Gatherings of sustainability professionals can at times feel like an ESG echo chamber. Attendees of a responsible investment conference are already sold on the material importance of sustainability and ESG factors in investments; that’s why they are there.
They are right to be worried about the backlash. Amid tighter fundraising conditions, managers fear that giving attention to sustainability issues will put them at a disadvantage in courting certain LPs. Indeed, large, listed firms are now itemising divergent views on ESG as a material risk factor in SEC filings. “This divergence increases the risk that any action or lack thereof with respect to ESG matters will be perceived negatively by at least some stakeholders and adversely impact our reputation and business,” writes KKR in its Form 10k, released this week.
If you believe that the urgency of the climate crisis requires the entire industry to mobilise for the transition quickly, then anti-ESG-related delays are potentially disastrous. And if anti-ESG sentiment turns into laws that restrict investors in their choices, it then it becomes deleterious for pension beneficiaries.
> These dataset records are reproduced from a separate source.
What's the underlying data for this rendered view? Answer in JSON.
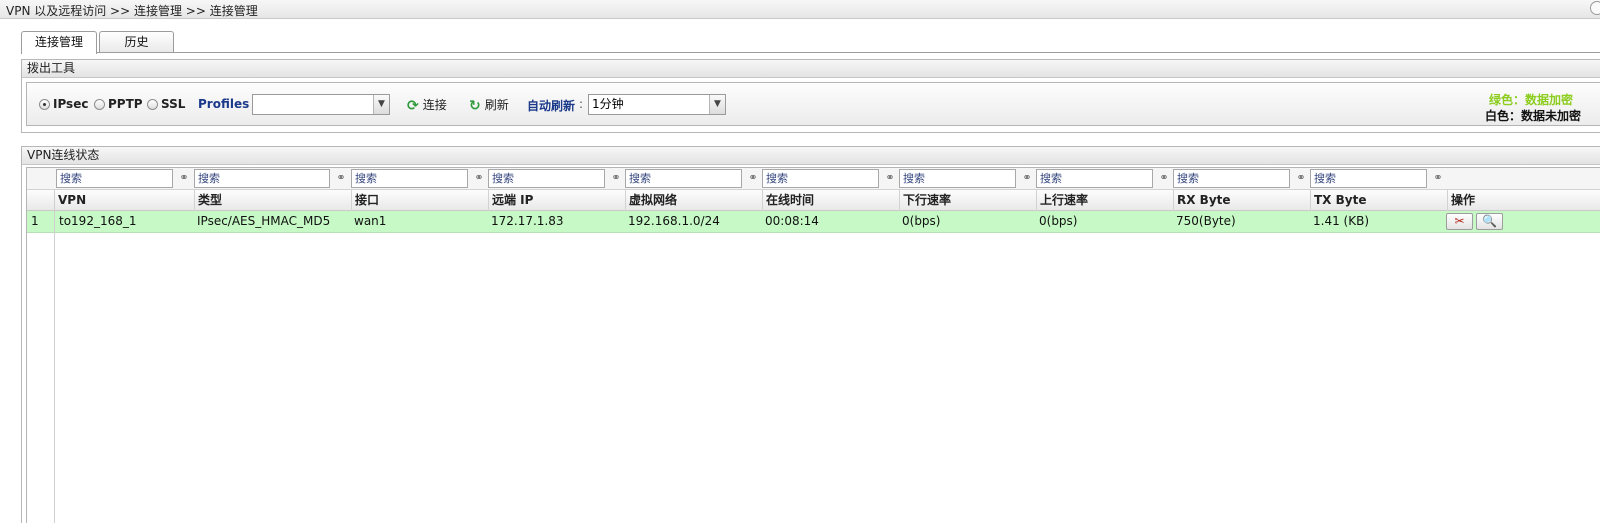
{
  "breadcrumb": "VPN 以及远程访问 >> 连接管理 >> 连接管理",
  "tabs": [
    {
      "label": "连接管理",
      "active": true
    },
    {
      "label": "历史",
      "active": false
    }
  ],
  "dial_panel": {
    "title": "拨出工具",
    "radios": [
      {
        "label": "IPsec",
        "checked": true
      },
      {
        "label": "PPTP",
        "checked": false
      },
      {
        "label": "SSL",
        "checked": false
      }
    ],
    "profiles_label": "Profiles :",
    "profiles_value": "",
    "connect_label": "连接",
    "refresh_label": "刷新",
    "auto_refresh_label": "自动刷新",
    "auto_refresh_colon": ":",
    "auto_refresh_value": "1分钟",
    "legend_green": "绿色：数据加密",
    "legend_white": "白色：数据未加密",
    "legend_green_color": "#8ccd1e"
  },
  "status_panel": {
    "title": "VPN连线状态",
    "search_placeholder": "搜索",
    "columns": [
      "VPN",
      "类型",
      "接口",
      "远端 IP",
      "虚拟网络",
      "在线时间",
      "下行速率",
      "上行速率",
      "RX Byte",
      "TX Byte",
      "操作"
    ],
    "rows": [
      {
        "index": "1",
        "cells": [
          "to192_168_1",
          "IPsec/AES_HMAC_MD5",
          "wan1",
          "172.17.1.83",
          "192.168.1.0/24",
          "00:08:14",
          "0(bps)",
          "0(bps)",
          "750(Byte)",
          "1.41 (KB)"
        ],
        "row_color": "#c6f9c6"
      }
    ],
    "action_icons": [
      "disconnect-icon",
      "detail-icon"
    ]
  }
}
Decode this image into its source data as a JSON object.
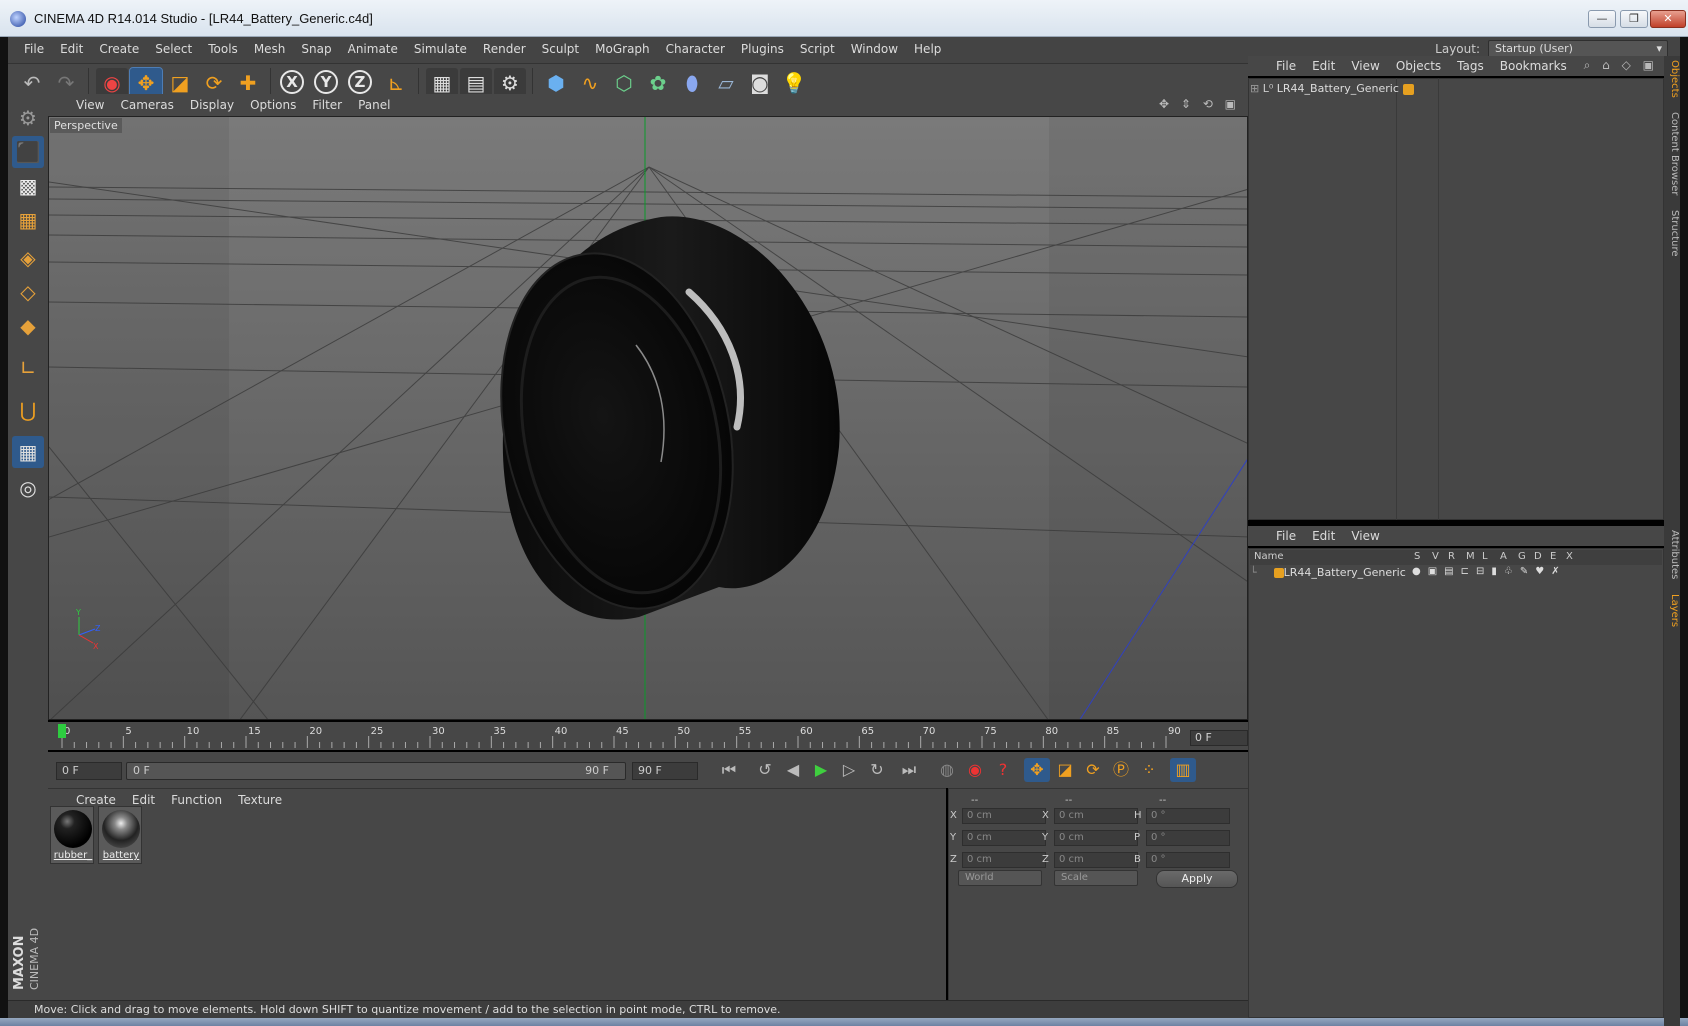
{
  "window": {
    "title": "CINEMA 4D R14.014 Studio - [LR44_Battery_Generic.c4d]",
    "minimize": "—",
    "restore": "❐",
    "close": "✕"
  },
  "menubar": {
    "items": [
      "File",
      "Edit",
      "Create",
      "Select",
      "Tools",
      "Mesh",
      "Snap",
      "Animate",
      "Simulate",
      "Render",
      "Sculpt",
      "MoGraph",
      "Character",
      "Plugins",
      "Script",
      "Window",
      "Help"
    ],
    "layout_label": "Layout:",
    "layout_value": "Startup (User)"
  },
  "viewport": {
    "menu": [
      "View",
      "Cameras",
      "Display",
      "Options",
      "Filter",
      "Panel"
    ],
    "label": "Perspective"
  },
  "timeline": {
    "ticks": [
      "0",
      "5",
      "10",
      "15",
      "20",
      "25",
      "30",
      "35",
      "40",
      "45",
      "50",
      "55",
      "60",
      "65",
      "70",
      "75",
      "80",
      "85",
      "90"
    ],
    "current_frame_box": "0 F",
    "start_field": "0 F",
    "range_start": "0 F",
    "range_end": "90 F",
    "end_field": "90 F"
  },
  "materials": {
    "menu": [
      "Create",
      "Edit",
      "Function",
      "Texture"
    ],
    "items": [
      {
        "name": "rubber_"
      },
      {
        "name": "battery"
      }
    ]
  },
  "coordinates": {
    "headers": [
      "--",
      "--",
      "--"
    ],
    "rows": [
      {
        "l1": "X",
        "v1": "0 cm",
        "l2": "X",
        "v2": "0 cm",
        "l3": "H",
        "v3": "0 °"
      },
      {
        "l1": "Y",
        "v1": "0 cm",
        "l2": "Y",
        "v2": "0 cm",
        "l3": "P",
        "v3": "0 °"
      },
      {
        "l1": "Z",
        "v1": "0 cm",
        "l2": "Z",
        "v2": "0 cm",
        "l3": "B",
        "v3": "0 °"
      }
    ],
    "mode_dropdown": "World",
    "scale_dropdown": "Scale",
    "apply_label": "Apply"
  },
  "object_manager": {
    "menu": [
      "File",
      "Edit",
      "View",
      "Objects",
      "Tags",
      "Bookmarks"
    ],
    "object_name": "LR44_Battery_Generic"
  },
  "layer_manager": {
    "menu": [
      "File",
      "Edit",
      "View"
    ],
    "columns": [
      "Name",
      "S",
      "V",
      "R",
      "M",
      "L",
      "A",
      "G",
      "D",
      "E",
      "X"
    ],
    "layer_name": "LR44_Battery_Generic"
  },
  "right_tabs": [
    "Objects",
    "Content Browser",
    "Structure",
    "Attributes",
    "Layers"
  ],
  "status": "Move: Click and drag to move elements. Hold down SHIFT to quantize movement / add to the selection in point mode, CTRL to remove.",
  "branding": {
    "line1": "MAXON",
    "line2": "CINEMA 4D"
  },
  "colors": {
    "accent": "#f0a020",
    "selected": "#2f5a8c",
    "panel": "#474747"
  }
}
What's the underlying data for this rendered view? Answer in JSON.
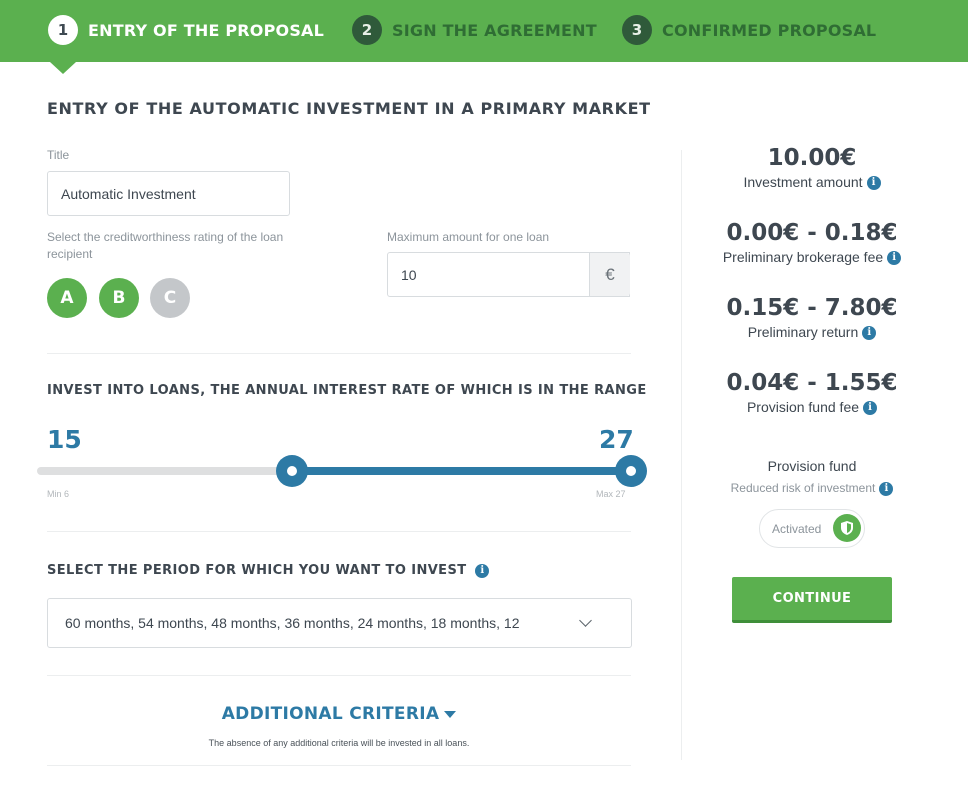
{
  "steps": [
    {
      "number": "1",
      "label": "ENTRY OF THE PROPOSAL"
    },
    {
      "number": "2",
      "label": "SIGN THE AGREEMENT"
    },
    {
      "number": "3",
      "label": "CONFIRMED PROPOSAL"
    }
  ],
  "active_step": 1,
  "form": {
    "heading": "ENTRY OF THE AUTOMATIC INVESTMENT IN A PRIMARY MARKET",
    "title_label": "Title",
    "title_value": "Automatic Investment",
    "rating_label": "Select the creditworthiness rating of the loan recipient",
    "ratings": [
      {
        "letter": "A",
        "selected": true
      },
      {
        "letter": "B",
        "selected": true
      },
      {
        "letter": "C",
        "selected": false
      }
    ],
    "max_amount_label": "Maximum amount for one loan",
    "max_amount_value": "10",
    "currency_symbol": "€",
    "rate_heading": "INVEST INTO LOANS, THE ANNUAL INTEREST RATE OF WHICH IS IN THE RANGE",
    "rate_min_selected": "15",
    "rate_max_selected": "27",
    "rate_min_label": "Min 6",
    "rate_max_label": "Max 27",
    "rate_range": {
      "min": 6,
      "max": 27,
      "from": 15,
      "to": 27
    },
    "period_heading": "SELECT THE PERIOD FOR WHICH YOU WANT TO INVEST",
    "period_value": "60 months, 54 months, 48 months, 36 months, 24 months, 18 months, 12",
    "additional_criteria": "ADDITIONAL CRITERIA",
    "additional_note": "The absence of any additional criteria will be invested in all loans."
  },
  "summary": {
    "investment_amount": "10.00€",
    "investment_amount_label": "Investment amount",
    "brokerage_fee": "0.00€ - 0.18€",
    "brokerage_fee_label": "Preliminary brokerage fee",
    "return": "0.15€ - 7.80€",
    "return_label": "Preliminary return",
    "provision_fee": "0.04€ - 1.55€",
    "provision_fee_label": "Provision fund fee",
    "provision_title": "Provision fund",
    "provision_sub": "Reduced risk of investment",
    "provision_status": "Activated",
    "continue_label": "CONTINUE"
  },
  "colors": {
    "brand_green": "#5bb04f",
    "accent_blue": "#2d7aa5",
    "text_dark": "#3e4750"
  },
  "icons": [
    "info-icon",
    "chevron-down-icon",
    "caret-down-icon",
    "shield-icon"
  ]
}
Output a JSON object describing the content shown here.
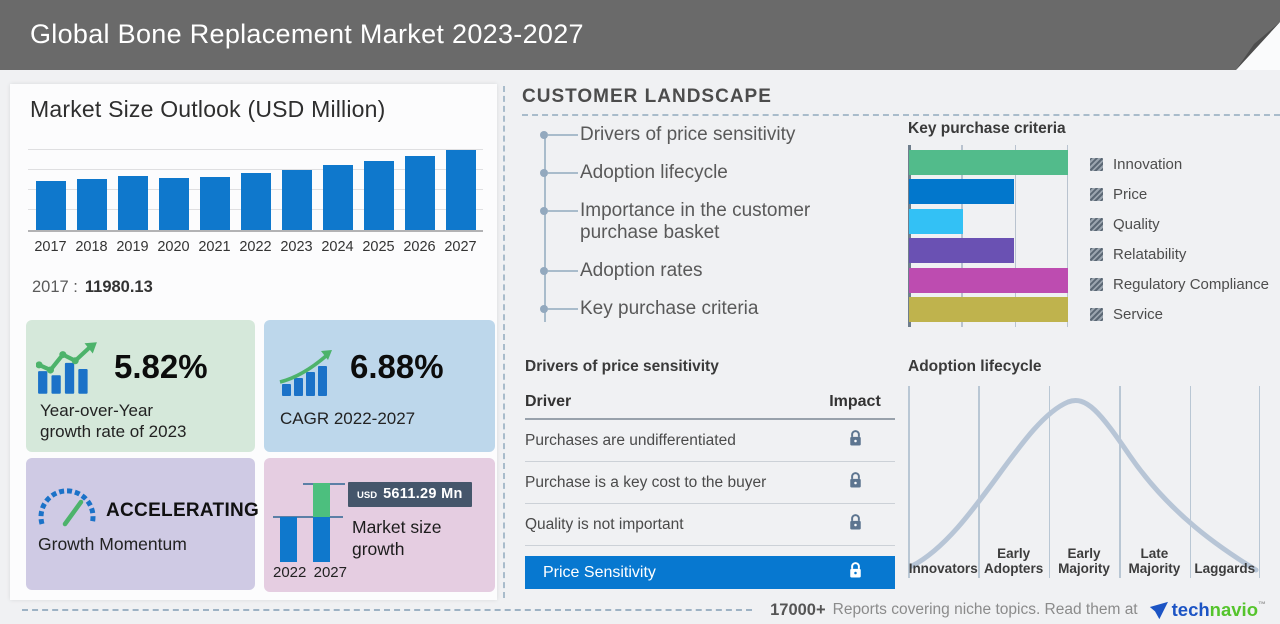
{
  "colors": {
    "header_bg": "#6a6a6a",
    "bar_blue": "#0f78cc",
    "green_card": "#d5e8da",
    "blue_card": "#bdd7eb",
    "purple_card": "#cfcae4",
    "pink_card": "#e5cde1",
    "highlight_blue": "#0778d0",
    "growth_green": "#4cbf7e",
    "badge_bg": "#45566b",
    "curve": "#b7c5d6",
    "logo_blue": "#1c54c4",
    "logo_green": "#55c42c"
  },
  "header": {
    "title": "Global Bone Replacement Market 2023-2027"
  },
  "market_outlook": {
    "title": "Market Size Outlook (USD Million)",
    "callout_label": "2017 :",
    "callout_value": "11980.13"
  },
  "cards": {
    "yoy": {
      "value": "5.82%",
      "label": "Year-over-Year\ngrowth rate of 2023"
    },
    "cagr": {
      "value": "6.88%",
      "label": "CAGR 2022-2027"
    },
    "momentum": {
      "value": "ACCELERATING",
      "label": "Growth Momentum"
    },
    "growth": {
      "currency": "USD",
      "amount": "5611.29 Mn",
      "label": "Market size\ngrowth",
      "years": [
        "2022",
        "2027"
      ]
    }
  },
  "customer_landscape": {
    "title": "CUSTOMER LANDSCAPE",
    "items": [
      "Drivers of price sensitivity",
      "Adoption lifecycle",
      "Importance in the customer purchase basket",
      "Adoption rates",
      "Key purchase criteria"
    ]
  },
  "key_purchase_criteria": {
    "title": "Key purchase criteria",
    "items": [
      {
        "label": "Innovation",
        "color": "#52bb8b",
        "pct": 100
      },
      {
        "label": "Price",
        "color": "#0277cc",
        "pct": 66
      },
      {
        "label": "Quality",
        "color": "#33c1f5",
        "pct": 34
      },
      {
        "label": "Relatability",
        "color": "#6a51b3",
        "pct": 66
      },
      {
        "label": "Regulatory Compliance",
        "color": "#bd4cb0",
        "pct": 100
      },
      {
        "label": "Service",
        "color": "#bfb34d",
        "pct": 100
      }
    ]
  },
  "price_sensitivity": {
    "title": "Drivers of price sensitivity",
    "columns": {
      "driver": "Driver",
      "impact": "Impact"
    },
    "rows": [
      "Purchases are undifferentiated",
      "Purchase is a key cost to the buyer",
      "Quality is not important"
    ],
    "highlight": "Price Sensitivity"
  },
  "adoption_lifecycle": {
    "title": "Adoption lifecycle",
    "stages": [
      "Innovators",
      "Early Adopters",
      "Early Majority",
      "Late Majority",
      "Laggards"
    ]
  },
  "footer": {
    "count": "17000+",
    "text": "Reports covering niche topics. Read them at",
    "logo": {
      "tech": "tech",
      "navio": "navio",
      "tm": "™"
    }
  },
  "chart_data": [
    {
      "type": "bar",
      "title": "Market Size Outlook (USD Million)",
      "categories": [
        "2017",
        "2018",
        "2019",
        "2020",
        "2021",
        "2022",
        "2023",
        "2024",
        "2025",
        "2026",
        "2027"
      ],
      "values": [
        11980.13,
        12460,
        13280,
        12790,
        13120,
        14018,
        14834,
        15980,
        16870,
        18260,
        19629
      ],
      "xlabel": "Year",
      "ylabel": "USD Million",
      "ylim": [
        0,
        19700
      ],
      "grid": true,
      "annotations": {
        "2017": "11980.13",
        "yoy_growth_2023": "5.82%",
        "cagr_2022_2027": "6.88%"
      }
    },
    {
      "type": "bar",
      "title": "Key purchase criteria",
      "orientation": "horizontal",
      "categories": [
        "Innovation",
        "Price",
        "Quality",
        "Relatability",
        "Regulatory Compliance",
        "Service"
      ],
      "values": [
        100,
        66,
        34,
        66,
        100,
        100
      ],
      "value_units": "percent of axis (qualitative importance)",
      "legend_position": "right",
      "grid": true
    },
    {
      "type": "bar",
      "title": "Market size growth",
      "categories": [
        "2022",
        "2027"
      ],
      "values": [
        14018,
        19629.29
      ],
      "annotations": {
        "incremental_growth": "USD 5611.29 Mn"
      }
    },
    {
      "type": "line",
      "title": "Adoption lifecycle",
      "categories": [
        "Innovators",
        "Early Adopters",
        "Early Majority",
        "Late Majority",
        "Laggards"
      ],
      "shape": "bell curve, peak within Early Majority",
      "grid": true
    }
  ]
}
The tug-of-war to define ESG and explain its material relevance to financial returns does no good unless the ESG detractors are in the room. I asked some of the panellists if they had engaged with any detractors on defining and explaining ESG. Each said no. “That’s not really my job,” said one. “I don’t think they’d really want to hear from me,” said another. “I try not to get involved in fundraising anymore,” said an ESG head at a fund manager.
Sustainable investing specialists have a collaborative spirit that is unique in private markets: for years, rival firms and investors have joined forces to form associations and develop frameworks and guidance. Perhaps it is time that that this collective spirit is harnessed to take the case for ESG in investment decision-making direct to its detractors.